Once we knew such things, but we have forgotten them and now we have to argue them back into our collective knowledge of how the world works
At points Crawford’s article verges on eggheadism (or maybe I just wasn’t in the mood to think through some of the harder thoughts), but his thinking on this matter is anchored in real experience:
Socially, being the proprietor of a bike shop in a small city gave me a feeling I never had before, or since. I felt I had a place in society. Whereas “think tank” is an answer that, at best, buys you a few seconds when someone asks what you do, while you try to figure out what it is that you in fact do, with “motorcycle mechanic” I got immediate recognition. I bartered services with machinists and metal fabricators, which has a very different feel than transactions with money, and further increased my sense of social embeddedness. There were three restaurants with cooks whose bikes I had restored, where unless I deceive myself I was treated as a sage benefactor. I felt pride before my wife when we would go out to dinner and be given preferential treatment, or simply a hearty greeting. There were group rides, and bike night every Tuesday at a certain bar. Sometimes one or two people would be wearing my shop’s T-shirt. It felt good.

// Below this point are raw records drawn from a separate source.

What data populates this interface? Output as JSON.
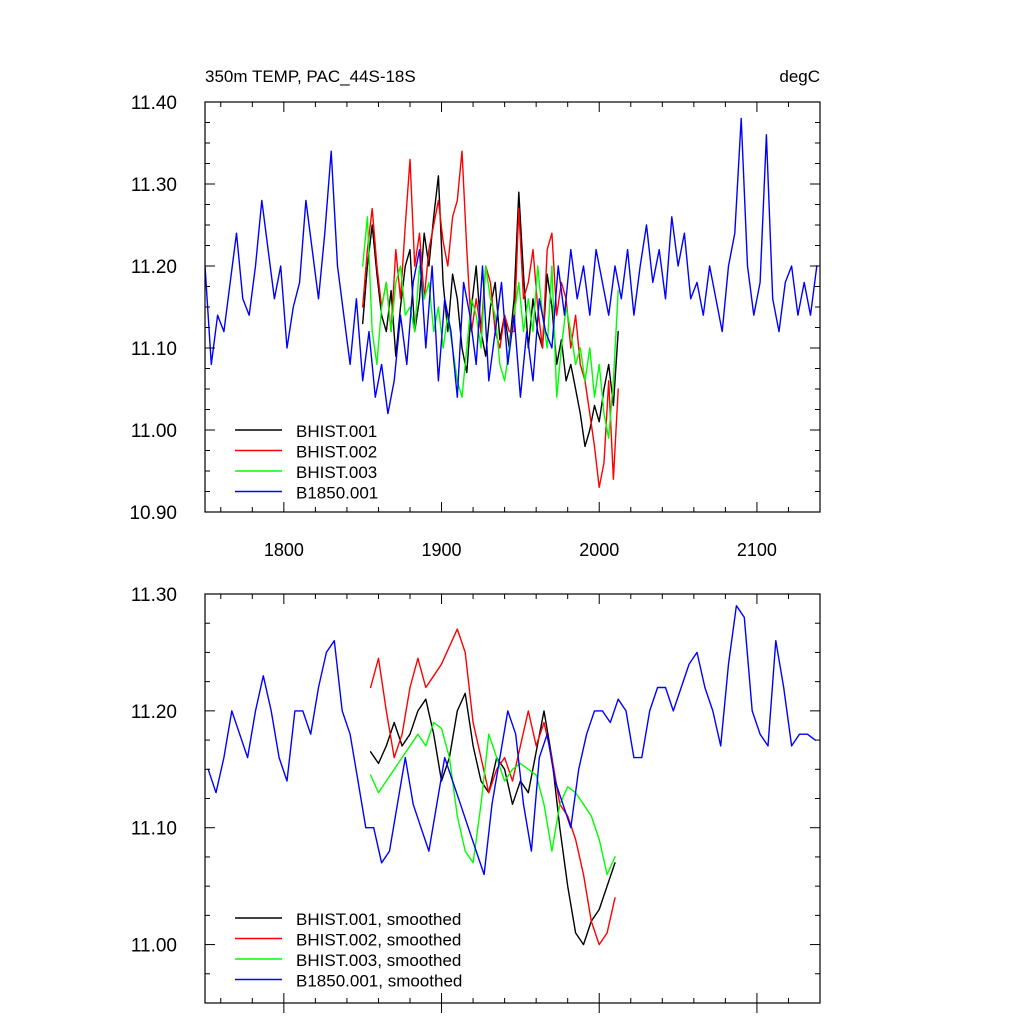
{
  "chart_data": [
    {
      "type": "line",
      "title": "350m TEMP, PAC_44S-18S",
      "units_label": "degC",
      "xlabel": "",
      "ylabel": "",
      "xlim": [
        1750,
        2140
      ],
      "ylim": [
        10.9,
        11.4
      ],
      "x_ticks": [
        1800,
        1900,
        2000,
        2100
      ],
      "x_tick_labels": [
        "1800",
        "1900",
        "2000",
        "2100"
      ],
      "y_ticks": [
        10.9,
        11.0,
        11.1,
        11.2,
        11.3,
        11.4
      ],
      "y_tick_labels": [
        "10.90",
        "11.00",
        "11.10",
        "11.20",
        "11.30",
        "11.40"
      ],
      "grid": false,
      "legend_position": "bottom-left",
      "series": [
        {
          "name": "BHIST.001",
          "color": "#000000",
          "x": [
            1850,
            1853,
            1856,
            1859,
            1862,
            1865,
            1868,
            1871,
            1874,
            1877,
            1880,
            1883,
            1886,
            1889,
            1892,
            1895,
            1898,
            1901,
            1904,
            1907,
            1910,
            1913,
            1916,
            1919,
            1922,
            1925,
            1928,
            1931,
            1934,
            1937,
            1940,
            1943,
            1946,
            1949,
            1952,
            1955,
            1958,
            1961,
            1964,
            1967,
            1970,
            1973,
            1976,
            1979,
            1982,
            1985,
            1988,
            1991,
            1994,
            1997,
            2000,
            2003,
            2006,
            2009,
            2012
          ],
          "y": [
            11.13,
            11.2,
            11.25,
            11.19,
            11.14,
            11.12,
            11.17,
            11.09,
            11.15,
            11.2,
            11.22,
            11.12,
            11.16,
            11.24,
            11.2,
            11.26,
            11.31,
            11.18,
            11.12,
            11.19,
            11.16,
            11.1,
            11.07,
            11.15,
            11.2,
            11.12,
            11.09,
            11.15,
            11.18,
            11.11,
            11.14,
            11.1,
            11.16,
            11.29,
            11.19,
            11.1,
            11.16,
            11.12,
            11.1,
            11.19,
            11.15,
            11.08,
            11.11,
            11.06,
            11.08,
            11.05,
            11.02,
            10.98,
            11.0,
            11.03,
            11.01,
            11.05,
            11.08,
            11.03,
            11.12
          ]
        },
        {
          "name": "BHIST.002",
          "color": "#ff0000",
          "x": [
            1850,
            1853,
            1856,
            1859,
            1862,
            1865,
            1868,
            1871,
            1874,
            1877,
            1880,
            1883,
            1886,
            1889,
            1892,
            1895,
            1898,
            1901,
            1904,
            1907,
            1910,
            1913,
            1916,
            1919,
            1922,
            1925,
            1928,
            1931,
            1934,
            1937,
            1940,
            1943,
            1946,
            1949,
            1952,
            1955,
            1958,
            1961,
            1964,
            1967,
            1970,
            1973,
            1976,
            1979,
            1982,
            1985,
            1988,
            1991,
            1994,
            1997,
            2000,
            2003,
            2006,
            2009,
            2012
          ],
          "y": [
            11.15,
            11.22,
            11.27,
            11.2,
            11.15,
            11.18,
            11.12,
            11.22,
            11.16,
            11.25,
            11.33,
            11.2,
            11.24,
            11.16,
            11.22,
            11.25,
            11.28,
            11.23,
            11.2,
            11.26,
            11.28,
            11.34,
            11.22,
            11.12,
            11.16,
            11.12,
            11.2,
            11.18,
            11.12,
            11.1,
            11.14,
            11.12,
            11.12,
            11.27,
            11.16,
            11.18,
            11.22,
            11.15,
            11.1,
            11.22,
            11.24,
            11.14,
            11.18,
            11.16,
            11.1,
            11.14,
            11.08,
            11.06,
            11.02,
            10.98,
            10.93,
            10.96,
            11.06,
            10.94,
            11.05
          ]
        },
        {
          "name": "BHIST.003",
          "color": "#00ff00",
          "x": [
            1850,
            1853,
            1856,
            1859,
            1862,
            1865,
            1868,
            1871,
            1874,
            1877,
            1880,
            1883,
            1886,
            1889,
            1892,
            1895,
            1898,
            1901,
            1904,
            1907,
            1910,
            1913,
            1916,
            1919,
            1922,
            1925,
            1928,
            1931,
            1934,
            1937,
            1940,
            1943,
            1946,
            1949,
            1952,
            1955,
            1958,
            1961,
            1964,
            1967,
            1970,
            1973,
            1976,
            1979,
            1982,
            1985,
            1988,
            1991,
            1994,
            1997,
            2000,
            2003,
            2006,
            2009,
            2012
          ],
          "y": [
            11.2,
            11.26,
            11.12,
            11.08,
            11.15,
            11.18,
            11.12,
            11.18,
            11.2,
            11.14,
            11.15,
            11.12,
            11.2,
            11.16,
            11.18,
            11.12,
            11.15,
            11.1,
            11.14,
            11.1,
            11.06,
            11.04,
            11.1,
            11.16,
            11.14,
            11.1,
            11.2,
            11.16,
            11.14,
            11.08,
            11.06,
            11.1,
            11.14,
            11.18,
            11.12,
            11.16,
            11.12,
            11.2,
            11.14,
            11.1,
            11.2,
            11.04,
            11.1,
            11.15,
            11.12,
            11.08,
            11.1,
            11.06,
            11.1,
            11.04,
            11.08,
            11.02,
            10.99,
            11.06,
            11.17
          ]
        },
        {
          "name": "B1850.001",
          "color": "#0000ff",
          "x": [
            1750,
            1754,
            1758,
            1762,
            1766,
            1770,
            1774,
            1778,
            1782,
            1786,
            1790,
            1794,
            1798,
            1802,
            1806,
            1810,
            1814,
            1818,
            1822,
            1826,
            1830,
            1834,
            1838,
            1842,
            1846,
            1850,
            1854,
            1858,
            1862,
            1866,
            1870,
            1874,
            1878,
            1882,
            1886,
            1890,
            1894,
            1898,
            1902,
            1906,
            1910,
            1914,
            1918,
            1922,
            1926,
            1930,
            1934,
            1938,
            1942,
            1946,
            1950,
            1954,
            1958,
            1962,
            1966,
            1970,
            1974,
            1978,
            1982,
            1986,
            1990,
            1994,
            1998,
            2002,
            2006,
            2010,
            2014,
            2018,
            2022,
            2026,
            2030,
            2034,
            2038,
            2042,
            2046,
            2050,
            2054,
            2058,
            2062,
            2066,
            2070,
            2074,
            2078,
            2082,
            2086,
            2090,
            2094,
            2098,
            2102,
            2106,
            2110,
            2114,
            2118,
            2122,
            2126,
            2130,
            2134,
            2138
          ],
          "y": [
            11.2,
            11.08,
            11.14,
            11.12,
            11.18,
            11.24,
            11.16,
            11.14,
            11.2,
            11.28,
            11.22,
            11.16,
            11.2,
            11.1,
            11.15,
            11.18,
            11.28,
            11.22,
            11.16,
            11.24,
            11.34,
            11.2,
            11.14,
            11.08,
            11.16,
            11.06,
            11.12,
            11.04,
            11.08,
            11.02,
            11.06,
            11.14,
            11.08,
            11.18,
            11.22,
            11.1,
            11.2,
            11.06,
            11.16,
            11.12,
            11.04,
            11.18,
            11.14,
            11.08,
            11.2,
            11.06,
            11.12,
            11.18,
            11.08,
            11.14,
            11.04,
            11.12,
            11.06,
            11.16,
            11.12,
            11.1,
            11.2,
            11.14,
            11.22,
            11.16,
            11.2,
            11.14,
            11.22,
            11.18,
            11.14,
            11.2,
            11.16,
            11.22,
            11.14,
            11.2,
            11.25,
            11.18,
            11.22,
            11.16,
            11.26,
            11.2,
            11.24,
            11.16,
            11.18,
            11.14,
            11.2,
            11.16,
            11.12,
            11.2,
            11.24,
            11.38,
            11.2,
            11.14,
            11.18,
            11.36,
            11.16,
            11.12,
            11.18,
            11.2,
            11.14,
            11.18,
            11.14,
            11.2
          ]
        }
      ]
    },
    {
      "type": "line",
      "title": "",
      "xlabel": "",
      "ylabel": "",
      "xlim": [
        1750,
        2140
      ],
      "ylim": [
        10.95,
        11.3
      ],
      "x_ticks": [
        1800,
        1900,
        2000,
        2100
      ],
      "y_ticks": [
        11.0,
        11.1,
        11.2,
        11.3
      ],
      "y_tick_labels": [
        "11.00",
        "11.10",
        "11.20",
        "11.30"
      ],
      "grid": false,
      "legend_position": "bottom-left",
      "series": [
        {
          "name": "BHIST.001, smoothed",
          "color": "#000000",
          "x": [
            1855,
            1860,
            1865,
            1870,
            1875,
            1880,
            1885,
            1890,
            1895,
            1900,
            1905,
            1910,
            1915,
            1920,
            1925,
            1930,
            1935,
            1940,
            1945,
            1950,
            1955,
            1960,
            1965,
            1970,
            1975,
            1980,
            1985,
            1990,
            1995,
            2000,
            2005,
            2010
          ],
          "y": [
            11.165,
            11.155,
            11.17,
            11.19,
            11.17,
            11.18,
            11.2,
            11.21,
            11.18,
            11.14,
            11.16,
            11.2,
            11.215,
            11.17,
            11.14,
            11.13,
            11.16,
            11.15,
            11.12,
            11.14,
            11.13,
            11.165,
            11.2,
            11.16,
            11.1,
            11.05,
            11.01,
            11.0,
            11.02,
            11.03,
            11.05,
            11.07
          ]
        },
        {
          "name": "BHIST.002, smoothed",
          "color": "#ff0000",
          "x": [
            1855,
            1860,
            1865,
            1870,
            1875,
            1880,
            1885,
            1890,
            1895,
            1900,
            1905,
            1910,
            1915,
            1920,
            1925,
            1930,
            1935,
            1940,
            1945,
            1950,
            1955,
            1960,
            1965,
            1970,
            1975,
            1980,
            1985,
            1990,
            1995,
            2000,
            2005,
            2010
          ],
          "y": [
            11.22,
            11.245,
            11.2,
            11.16,
            11.18,
            11.22,
            11.245,
            11.22,
            11.23,
            11.24,
            11.255,
            11.27,
            11.25,
            11.19,
            11.16,
            11.13,
            11.15,
            11.16,
            11.14,
            11.17,
            11.2,
            11.17,
            11.19,
            11.16,
            11.12,
            11.11,
            11.09,
            11.06,
            11.02,
            11.0,
            11.01,
            11.04
          ]
        },
        {
          "name": "BHIST.003, smoothed",
          "color": "#00ff00",
          "x": [
            1855,
            1860,
            1865,
            1870,
            1875,
            1880,
            1885,
            1890,
            1895,
            1900,
            1905,
            1910,
            1915,
            1920,
            1925,
            1930,
            1935,
            1940,
            1945,
            1950,
            1955,
            1960,
            1965,
            1970,
            1975,
            1980,
            1985,
            1990,
            1995,
            2000,
            2005,
            2010
          ],
          "y": [
            11.145,
            11.13,
            11.14,
            11.15,
            11.16,
            11.17,
            11.18,
            11.17,
            11.19,
            11.185,
            11.16,
            11.11,
            11.08,
            11.07,
            11.12,
            11.18,
            11.16,
            11.14,
            11.15,
            11.155,
            11.15,
            11.145,
            11.12,
            11.08,
            11.12,
            11.135,
            11.13,
            11.12,
            11.11,
            11.09,
            11.06,
            11.075
          ]
        },
        {
          "name": "B1850.001, smoothed",
          "color": "#0000ff",
          "x": [
            1752,
            1757,
            1762,
            1767,
            1772,
            1777,
            1782,
            1787,
            1792,
            1797,
            1802,
            1807,
            1812,
            1817,
            1822,
            1827,
            1832,
            1837,
            1842,
            1847,
            1852,
            1857,
            1862,
            1867,
            1872,
            1877,
            1882,
            1887,
            1892,
            1897,
            1902,
            1907,
            1912,
            1917,
            1922,
            1927,
            1932,
            1937,
            1942,
            1947,
            1952,
            1957,
            1962,
            1967,
            1972,
            1977,
            1982,
            1987,
            1992,
            1997,
            2002,
            2007,
            2012,
            2017,
            2022,
            2027,
            2032,
            2037,
            2042,
            2047,
            2052,
            2057,
            2062,
            2067,
            2072,
            2077,
            2082,
            2087,
            2092,
            2097,
            2102,
            2107,
            2112,
            2117,
            2122,
            2127,
            2132,
            2137
          ],
          "y": [
            11.15,
            11.13,
            11.16,
            11.2,
            11.18,
            11.16,
            11.2,
            11.23,
            11.2,
            11.16,
            11.14,
            11.2,
            11.2,
            11.18,
            11.22,
            11.25,
            11.26,
            11.2,
            11.18,
            11.14,
            11.1,
            11.1,
            11.07,
            11.08,
            11.12,
            11.16,
            11.12,
            11.1,
            11.08,
            11.12,
            11.16,
            11.14,
            11.12,
            11.1,
            11.08,
            11.06,
            11.12,
            11.16,
            11.2,
            11.18,
            11.12,
            11.08,
            11.16,
            11.18,
            11.14,
            11.12,
            11.1,
            11.15,
            11.18,
            11.2,
            11.2,
            11.19,
            11.21,
            11.2,
            11.16,
            11.16,
            11.2,
            11.22,
            11.22,
            11.2,
            11.22,
            11.24,
            11.25,
            11.22,
            11.2,
            11.17,
            11.24,
            11.29,
            11.28,
            11.2,
            11.18,
            11.17,
            11.26,
            11.22,
            11.17,
            11.18,
            11.18,
            11.175
          ]
        }
      ]
    }
  ]
}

What has me excited about the potential of Crawford’s books are anecdotes like the following one about Henry Ford doubling the wages of his workers. Most of the pro-consumption history I’ve read, when it mentions this, hails it as a great innovation because it put Ford’s workers in a position to afford one of his cars, which led to the sale of more cars, which led to Ford’s success as a company, a win-win-win situation. Crawford adds a few facts that throw a very different light on the situation:
Given their likely acquaintance with such a cognitively rich world of [wheelwright] work, it is hardly surprising that when Henry Ford introduced the assembly line in 1913, workers simply walked out. One of Ford’s biographers wrote, “So great was labor’s distaste for the new machine system that toward the close of 1913 every time the company wanted to add 100 men to its factory personnel, it was necessary to hire 963.”
This would seem to be a crucial moment in the history of political economy. Evidently, the new system provoked natural revulsion. Yet, at some point, workers became habituated to it. How did this happen? One might be tempted to inquire in a typological mode: What sort of men were these first, the 100 out of 963 who stuck it out on the new assembly line? Perhaps it was the men who felt less revulsion because they had less pride in their own powers, and were therefore more tractable. Less republican, we might say. But if there was initially such a self-selection process, it quickly gave way to something less deliberate, more systemic.

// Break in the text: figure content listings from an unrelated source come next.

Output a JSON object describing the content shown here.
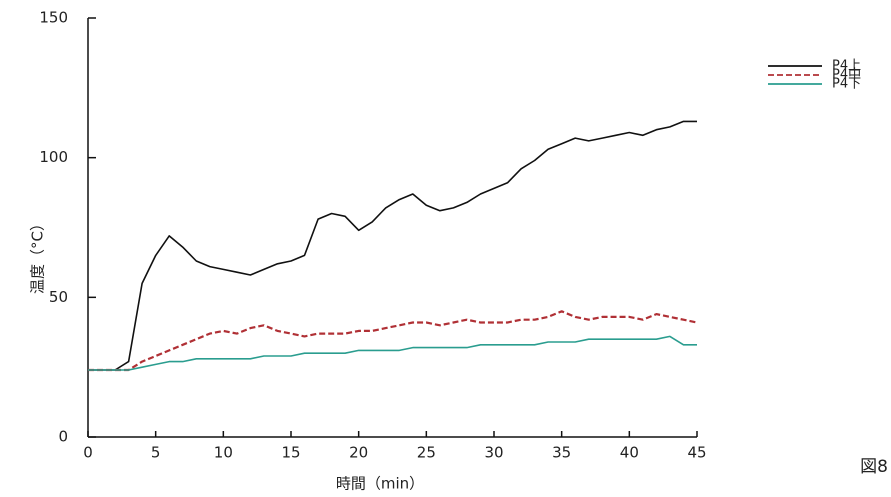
{
  "chart_data": {
    "type": "line",
    "x_label": "時間（min）",
    "y_label": "温度（°C）",
    "caption": "図8",
    "x": [
      0,
      1,
      2,
      3,
      4,
      5,
      6,
      7,
      8,
      9,
      10,
      11,
      12,
      13,
      14,
      15,
      16,
      17,
      18,
      19,
      20,
      21,
      22,
      23,
      24,
      25,
      26,
      27,
      28,
      29,
      30,
      31,
      32,
      33,
      34,
      35,
      36,
      37,
      38,
      39,
      40,
      41,
      42,
      43,
      44,
      45
    ],
    "series": [
      {
        "name": "P4上",
        "color": "#111111",
        "line_style": "solid",
        "values": [
          24,
          24,
          24,
          27,
          55,
          65,
          72,
          68,
          63,
          61,
          60,
          59,
          58,
          60,
          62,
          63,
          65,
          78,
          80,
          79,
          74,
          77,
          82,
          85,
          87,
          83,
          81,
          82,
          84,
          87,
          89,
          91,
          96,
          99,
          103,
          105,
          107,
          106,
          107,
          108,
          109,
          108,
          110,
          111,
          113,
          113
        ]
      },
      {
        "name": "P4中",
        "color": "#b03035",
        "line_style": "dashed",
        "values": [
          24,
          24,
          24,
          24,
          27,
          29,
          31,
          33,
          35,
          37,
          38,
          37,
          39,
          40,
          38,
          37,
          36,
          37,
          37,
          37,
          38,
          38,
          39,
          40,
          41,
          41,
          40,
          41,
          42,
          41,
          41,
          41,
          42,
          42,
          43,
          45,
          43,
          42,
          43,
          43,
          43,
          42,
          44,
          43,
          42,
          41
        ]
      },
      {
        "name": "P4下",
        "color": "#2a9d8f",
        "line_style": "solid",
        "values": [
          24,
          24,
          24,
          24,
          25,
          26,
          27,
          27,
          28,
          28,
          28,
          28,
          28,
          29,
          29,
          29,
          30,
          30,
          30,
          30,
          31,
          31,
          31,
          31,
          32,
          32,
          32,
          32,
          32,
          33,
          33,
          33,
          33,
          33,
          34,
          34,
          34,
          35,
          35,
          35,
          35,
          35,
          35,
          36,
          33,
          33
        ]
      }
    ],
    "xlim": [
      0,
      45
    ],
    "ylim": [
      0,
      150
    ],
    "xticks": [
      0,
      5,
      10,
      15,
      20,
      25,
      30,
      35,
      40,
      45
    ],
    "yticks": [
      0,
      50,
      100,
      150
    ],
    "grid": false
  }
}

In a temporary suspension of the Taylorist logic, Ford was forced to double the daily wage of his workers to keep the line staffed. As Braverman writes, this “opened up new possibilities for the intensification of labor within the plants, where workers were now anxious to keep their jobs.” These anxious workers were more productive. Indeed, Ford himself later recognized his wage increase as “one of the finest cost-cutting moves we ever made,” as he was able to double, and then triple, the rate at which cars were assembled by simply speeding up the conveyors. By doing so he destroyed his competitors, and thereby destroyed the possibility of an alternative way of working. (It also removed the wage pressure that comes from the existence of more enjoyable jobs.) At the Columbian World Expo held in Chicago in 1893, no fewer than seven large-scale carriage builders from Cincinnati alone presented their wares. Adopting Ford’s methods, the industry would soon be reduced to the Big Three. So workers eventually became habituated to the abstraction of the assembly line. Evidently, it inspires revulsion only if one is acquainted with more satisfying modes of work.